The Shadow disk Feature; When the imaging of a damaged disk is not possible but data is
needed from the disk a shadow disk can be created. The shadow disk is divided into three
sections; reserved, index area, and shadow disk data area. The Data Compass console will
establish which LBA is being read for example LBA 1. Thus the data located in this LBA has
formed a shadow in the Shadow disk data area and backup. When reading this data it is only
necessary to read the data from the corresponding area inside the Shadow disk data area.
There is no need to read again the data from the source drive thus reducing the read time to
the source disk and protecting the data stored on this drive.

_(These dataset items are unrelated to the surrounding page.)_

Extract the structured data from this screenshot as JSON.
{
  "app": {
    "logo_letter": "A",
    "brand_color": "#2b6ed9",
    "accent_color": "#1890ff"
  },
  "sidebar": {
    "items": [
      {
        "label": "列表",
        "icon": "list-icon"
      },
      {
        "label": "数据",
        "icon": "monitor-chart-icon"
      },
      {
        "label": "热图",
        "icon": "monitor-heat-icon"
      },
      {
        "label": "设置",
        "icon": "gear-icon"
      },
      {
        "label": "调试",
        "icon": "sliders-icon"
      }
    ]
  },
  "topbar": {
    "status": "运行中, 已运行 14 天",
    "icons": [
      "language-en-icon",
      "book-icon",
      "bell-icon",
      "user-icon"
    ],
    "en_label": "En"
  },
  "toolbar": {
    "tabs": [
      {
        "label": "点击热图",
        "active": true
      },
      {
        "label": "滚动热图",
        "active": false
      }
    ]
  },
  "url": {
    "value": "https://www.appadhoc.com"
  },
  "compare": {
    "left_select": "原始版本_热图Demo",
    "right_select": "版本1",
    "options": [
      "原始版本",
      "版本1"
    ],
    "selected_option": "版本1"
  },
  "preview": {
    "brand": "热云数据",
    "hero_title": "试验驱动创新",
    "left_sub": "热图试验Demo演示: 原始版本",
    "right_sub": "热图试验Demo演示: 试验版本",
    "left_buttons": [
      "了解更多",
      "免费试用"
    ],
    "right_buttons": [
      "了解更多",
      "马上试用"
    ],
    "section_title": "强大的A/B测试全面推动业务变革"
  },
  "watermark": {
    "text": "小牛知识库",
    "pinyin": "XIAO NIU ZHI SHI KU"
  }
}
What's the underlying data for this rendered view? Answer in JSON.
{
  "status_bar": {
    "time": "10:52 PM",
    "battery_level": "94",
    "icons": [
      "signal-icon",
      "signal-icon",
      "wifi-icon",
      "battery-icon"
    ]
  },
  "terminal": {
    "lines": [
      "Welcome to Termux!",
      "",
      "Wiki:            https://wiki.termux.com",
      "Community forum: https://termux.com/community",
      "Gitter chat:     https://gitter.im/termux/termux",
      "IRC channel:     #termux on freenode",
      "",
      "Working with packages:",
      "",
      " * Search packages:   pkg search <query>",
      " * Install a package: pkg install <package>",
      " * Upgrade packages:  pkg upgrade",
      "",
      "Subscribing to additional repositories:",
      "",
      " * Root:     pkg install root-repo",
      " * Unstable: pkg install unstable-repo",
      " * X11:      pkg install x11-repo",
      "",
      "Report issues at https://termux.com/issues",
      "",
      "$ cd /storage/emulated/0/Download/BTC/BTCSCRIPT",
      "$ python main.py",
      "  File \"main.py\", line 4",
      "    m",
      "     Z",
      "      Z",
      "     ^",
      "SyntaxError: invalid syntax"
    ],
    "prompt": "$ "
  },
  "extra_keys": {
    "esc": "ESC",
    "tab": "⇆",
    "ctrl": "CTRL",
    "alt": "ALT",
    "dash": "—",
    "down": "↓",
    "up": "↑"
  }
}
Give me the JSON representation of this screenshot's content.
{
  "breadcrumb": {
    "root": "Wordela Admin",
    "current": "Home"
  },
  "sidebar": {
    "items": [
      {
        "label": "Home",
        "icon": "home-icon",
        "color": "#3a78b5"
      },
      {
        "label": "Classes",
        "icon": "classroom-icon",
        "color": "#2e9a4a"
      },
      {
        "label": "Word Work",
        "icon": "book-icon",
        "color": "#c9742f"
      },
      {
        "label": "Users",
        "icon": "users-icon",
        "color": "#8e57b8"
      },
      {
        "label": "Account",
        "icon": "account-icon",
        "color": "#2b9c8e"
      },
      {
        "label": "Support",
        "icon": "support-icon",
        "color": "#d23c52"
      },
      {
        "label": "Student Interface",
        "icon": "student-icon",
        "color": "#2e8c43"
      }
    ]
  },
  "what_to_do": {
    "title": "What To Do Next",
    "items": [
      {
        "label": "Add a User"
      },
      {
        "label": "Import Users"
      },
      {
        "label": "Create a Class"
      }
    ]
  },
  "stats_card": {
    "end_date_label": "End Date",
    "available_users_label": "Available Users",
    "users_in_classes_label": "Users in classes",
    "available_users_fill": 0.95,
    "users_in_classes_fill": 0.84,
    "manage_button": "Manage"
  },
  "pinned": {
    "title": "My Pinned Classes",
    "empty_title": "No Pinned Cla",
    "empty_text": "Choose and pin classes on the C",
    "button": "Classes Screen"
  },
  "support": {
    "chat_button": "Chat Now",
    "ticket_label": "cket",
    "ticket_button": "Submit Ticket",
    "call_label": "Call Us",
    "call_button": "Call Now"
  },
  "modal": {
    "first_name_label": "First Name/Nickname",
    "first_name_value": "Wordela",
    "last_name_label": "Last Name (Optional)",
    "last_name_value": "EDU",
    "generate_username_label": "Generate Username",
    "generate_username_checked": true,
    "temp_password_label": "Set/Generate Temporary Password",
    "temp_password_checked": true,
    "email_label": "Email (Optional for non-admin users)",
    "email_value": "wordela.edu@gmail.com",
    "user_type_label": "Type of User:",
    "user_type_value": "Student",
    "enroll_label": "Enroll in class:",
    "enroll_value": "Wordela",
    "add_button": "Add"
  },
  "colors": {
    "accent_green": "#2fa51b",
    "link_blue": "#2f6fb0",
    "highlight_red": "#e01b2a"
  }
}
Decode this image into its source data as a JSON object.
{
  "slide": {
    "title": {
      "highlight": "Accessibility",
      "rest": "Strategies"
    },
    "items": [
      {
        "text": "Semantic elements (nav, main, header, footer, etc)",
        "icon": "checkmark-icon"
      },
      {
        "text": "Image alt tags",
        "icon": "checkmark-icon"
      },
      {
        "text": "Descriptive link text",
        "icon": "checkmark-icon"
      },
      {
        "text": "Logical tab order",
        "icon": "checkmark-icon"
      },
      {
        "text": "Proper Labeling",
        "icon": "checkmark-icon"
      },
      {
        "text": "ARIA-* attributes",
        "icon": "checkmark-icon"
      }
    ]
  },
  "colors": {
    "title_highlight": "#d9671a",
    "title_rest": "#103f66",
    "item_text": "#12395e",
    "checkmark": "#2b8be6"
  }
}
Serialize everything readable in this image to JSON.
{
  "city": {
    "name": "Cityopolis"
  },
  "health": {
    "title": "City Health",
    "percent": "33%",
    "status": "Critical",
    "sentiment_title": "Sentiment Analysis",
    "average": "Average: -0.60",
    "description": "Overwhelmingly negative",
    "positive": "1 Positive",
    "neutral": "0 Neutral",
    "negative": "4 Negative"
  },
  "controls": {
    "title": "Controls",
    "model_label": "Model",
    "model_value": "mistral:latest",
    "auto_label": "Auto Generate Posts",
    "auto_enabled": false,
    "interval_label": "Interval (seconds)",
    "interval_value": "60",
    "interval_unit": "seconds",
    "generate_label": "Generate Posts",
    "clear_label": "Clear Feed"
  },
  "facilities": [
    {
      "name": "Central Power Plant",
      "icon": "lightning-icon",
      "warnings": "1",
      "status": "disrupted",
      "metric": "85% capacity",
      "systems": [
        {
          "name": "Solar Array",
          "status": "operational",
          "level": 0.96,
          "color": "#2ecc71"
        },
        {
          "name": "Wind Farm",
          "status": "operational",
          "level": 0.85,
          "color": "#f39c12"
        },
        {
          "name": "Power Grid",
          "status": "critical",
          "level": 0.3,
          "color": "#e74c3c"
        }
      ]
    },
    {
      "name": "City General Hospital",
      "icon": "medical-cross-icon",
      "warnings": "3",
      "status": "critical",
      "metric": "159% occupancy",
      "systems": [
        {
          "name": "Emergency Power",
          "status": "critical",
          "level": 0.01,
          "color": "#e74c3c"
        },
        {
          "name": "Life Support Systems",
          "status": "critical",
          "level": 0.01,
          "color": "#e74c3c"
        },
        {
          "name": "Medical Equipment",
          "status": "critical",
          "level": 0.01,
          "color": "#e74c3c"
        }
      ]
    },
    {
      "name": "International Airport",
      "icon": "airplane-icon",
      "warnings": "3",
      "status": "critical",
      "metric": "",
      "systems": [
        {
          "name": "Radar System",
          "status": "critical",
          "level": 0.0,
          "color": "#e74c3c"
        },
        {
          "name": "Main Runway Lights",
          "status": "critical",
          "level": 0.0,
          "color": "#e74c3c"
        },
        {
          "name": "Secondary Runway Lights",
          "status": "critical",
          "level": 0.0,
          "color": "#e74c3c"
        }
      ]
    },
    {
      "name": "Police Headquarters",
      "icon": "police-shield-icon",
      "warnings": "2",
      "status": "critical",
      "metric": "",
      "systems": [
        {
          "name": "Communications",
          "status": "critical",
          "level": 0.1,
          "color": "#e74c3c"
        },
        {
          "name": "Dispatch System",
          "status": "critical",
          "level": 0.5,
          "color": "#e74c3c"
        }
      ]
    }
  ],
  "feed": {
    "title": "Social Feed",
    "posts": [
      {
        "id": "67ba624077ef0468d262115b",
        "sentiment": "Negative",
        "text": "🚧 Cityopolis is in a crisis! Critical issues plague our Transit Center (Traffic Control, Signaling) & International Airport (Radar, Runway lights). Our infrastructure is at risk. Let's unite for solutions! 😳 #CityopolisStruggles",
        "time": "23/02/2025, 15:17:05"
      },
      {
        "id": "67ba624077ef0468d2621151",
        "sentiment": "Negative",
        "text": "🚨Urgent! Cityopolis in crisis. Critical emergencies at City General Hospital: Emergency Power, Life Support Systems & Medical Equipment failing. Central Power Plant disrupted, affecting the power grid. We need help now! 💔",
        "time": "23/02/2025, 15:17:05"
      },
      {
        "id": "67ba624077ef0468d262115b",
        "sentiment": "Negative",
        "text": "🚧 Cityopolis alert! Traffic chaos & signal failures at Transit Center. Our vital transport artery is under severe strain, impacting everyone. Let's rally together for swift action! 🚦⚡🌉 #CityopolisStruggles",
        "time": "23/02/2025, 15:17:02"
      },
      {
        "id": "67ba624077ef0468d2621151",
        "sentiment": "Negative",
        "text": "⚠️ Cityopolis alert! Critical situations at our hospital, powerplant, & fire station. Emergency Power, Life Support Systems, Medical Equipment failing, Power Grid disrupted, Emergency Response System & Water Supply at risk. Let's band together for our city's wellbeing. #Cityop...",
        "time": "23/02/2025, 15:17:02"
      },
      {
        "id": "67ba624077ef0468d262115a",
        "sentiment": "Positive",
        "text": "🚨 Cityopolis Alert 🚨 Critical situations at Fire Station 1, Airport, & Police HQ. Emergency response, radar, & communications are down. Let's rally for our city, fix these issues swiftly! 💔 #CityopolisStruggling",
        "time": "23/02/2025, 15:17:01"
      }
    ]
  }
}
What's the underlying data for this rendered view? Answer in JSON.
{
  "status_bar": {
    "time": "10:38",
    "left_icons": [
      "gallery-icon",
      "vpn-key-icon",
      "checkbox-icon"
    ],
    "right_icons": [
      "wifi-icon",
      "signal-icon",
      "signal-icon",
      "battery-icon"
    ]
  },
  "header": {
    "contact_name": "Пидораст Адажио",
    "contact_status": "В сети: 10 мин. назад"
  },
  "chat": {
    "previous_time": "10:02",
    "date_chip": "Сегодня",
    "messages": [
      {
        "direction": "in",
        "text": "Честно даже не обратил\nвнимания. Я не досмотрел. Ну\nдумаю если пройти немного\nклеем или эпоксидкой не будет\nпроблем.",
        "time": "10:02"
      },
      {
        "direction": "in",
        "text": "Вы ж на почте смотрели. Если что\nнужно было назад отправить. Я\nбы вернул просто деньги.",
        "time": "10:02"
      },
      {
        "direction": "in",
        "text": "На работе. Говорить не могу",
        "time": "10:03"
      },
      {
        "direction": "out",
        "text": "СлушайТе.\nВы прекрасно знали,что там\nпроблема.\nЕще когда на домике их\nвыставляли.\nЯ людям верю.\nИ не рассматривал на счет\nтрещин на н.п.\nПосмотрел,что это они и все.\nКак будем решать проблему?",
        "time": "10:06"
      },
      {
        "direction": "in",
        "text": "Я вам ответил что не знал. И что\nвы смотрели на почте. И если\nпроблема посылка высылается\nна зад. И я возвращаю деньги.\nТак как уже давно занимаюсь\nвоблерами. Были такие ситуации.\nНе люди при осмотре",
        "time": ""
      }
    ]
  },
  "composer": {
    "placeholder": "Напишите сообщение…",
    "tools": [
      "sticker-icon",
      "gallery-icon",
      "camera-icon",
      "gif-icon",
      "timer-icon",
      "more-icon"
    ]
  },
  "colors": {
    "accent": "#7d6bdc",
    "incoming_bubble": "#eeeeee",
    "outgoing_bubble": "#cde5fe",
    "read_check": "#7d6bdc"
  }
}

If the LBA is 0 it indicates that the
LBA has not found the corresponding LBA in the Shadow disk data area and data from this
LBA will need to be read again from the source drive.
Emulate SA on Hitachi HDD to directly access the data area; Seriously bad sectors in the
SA can hinder the drive from being cloned. The DC has a special Hitachi SA analog
technology which can access the SA by uploading built in resources files. With the SA
Analog technology it is possible to have access to the SA and retrieve data from the drive.
Together with the Shadow disk technology and the SA Analog technology we are able to
retrieve data from a drive with sever bad sectors in the SA.
The features of the DC are unique and allow for recovery of a failing drive. Special programs
and features designed inside the DC allow for easy imaging and recovery using one device. I
find that the DC is a very unique tool in the recovery process and has benefited me in
recovery of hard drives. The features of the DC are very beneficial in the second stage of the
recovery process. This device has saved time, recovered more failing drives, and has more
features than other imagers on the market today.